Visualizing Nuclear Organization During Micromanipulation Force Measurements

The ability to build the micromanipulation apparatus onto any microscope allows for greater exploration of imaging alongside force extension measurements. Previously, micromanipulation experiments on mitotic chromosomes have benefited greatly from coupling to imaging approaches to see the finer detailed organization of chromosomes.5,35 This apparatus was built onto a basic widefield imaging system. We provide proof-of-principal imaging for H2B-RFP (Invitrogen, CellLight) during micromanipulation force measurements (Fig. 4e). There are many possible approaches for imaging of bulk chromatin, chromosome territories, and specific loci in conjunction with micromanipulation.

Conclusion

Micromanipulation force measurements have provided a novel leap forward in nuclear mechanics studies. Each force measurement technique has found its niche in mechanobiology. Optical tweezers in yeast, that do not have lamins, provide probing of chromatin-peripheral tethering and chromatin26,41 while in mammalian cells probe small local deformations.11 Micropipette aspiration provides a strong measure of lamin-based nuclear mechanics through high local strain > 100%6,12,20,36,40 which has provided much of what we know about lamins. Atomic force microscopy provides general changes in nuclear strength through perturbations of either chromatin9,10,19 or lamins.25,39 However, none of these techniques could separate chromatin and lamin mechanical contributions. Micromanipulation provides controlled deformation where both force and extension could be measured simultaneously that was necessary to separate chromatin and lamin regimes.3,31 Recently, the ability to finely track nuclear deformation and force via combined atomic force microscopy and light sheet imaging has recapitulated the separation of chromatin-dominated short deformation regime and lamin A/C-based stiffening at higher deformation.13 These direct measures of the separate chromatin and lamin regimes agree with data provided indirectly by many other force measurement techniques and cell biology approaches.32 We have provided the ability to build and use a micromanipulation force measurement apparatus on any inverted microscope so that more researchers can access the ability to directly measure the separate contributions of chromatin and lamin A in their systems and experiments.

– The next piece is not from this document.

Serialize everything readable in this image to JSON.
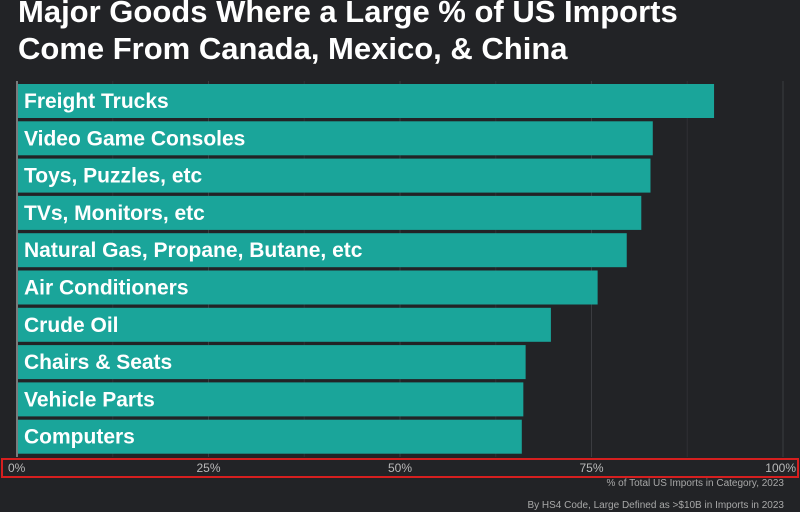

Micromanipulation apparatus provides novel approaches to expand the field of mechanobiology beyond nuclear force-extension measurements. Use of nuclear confinement approaches has led to recent discoveries in nuclear deformations, blebbing, and ruptures that cause nuclear dysfunction.8,16,24 Micropipette aspiration has been used to induce nuclear rupture loss to show rupture causes dysfunction16 and to connect amount of pressure applied to loss amount and rates.42 Here we outline nuclear compression with micropipettes providing the ability to induce long and short-lived blebs and induce nuclear ruptures to aid furth investigation of nuclear rupture dynamics, forces, and consequences to nuclear function. These approaches will be needed to keep pace with screens revealing more determinants of nuclear shape.37 Finally, combining nuclear fluorescence imaging during micromanipulation could provide a means to calibrate future force probes, as some lamin and lamin-chromatin force probes are already developed.7 Micromanipulation-calibrated fluorescence FRET force probes would not only allow researchers to measure force changes via fluoresce change in live cells in cell culture or in vivo systems but also separate chromatin and lamin A force regimes.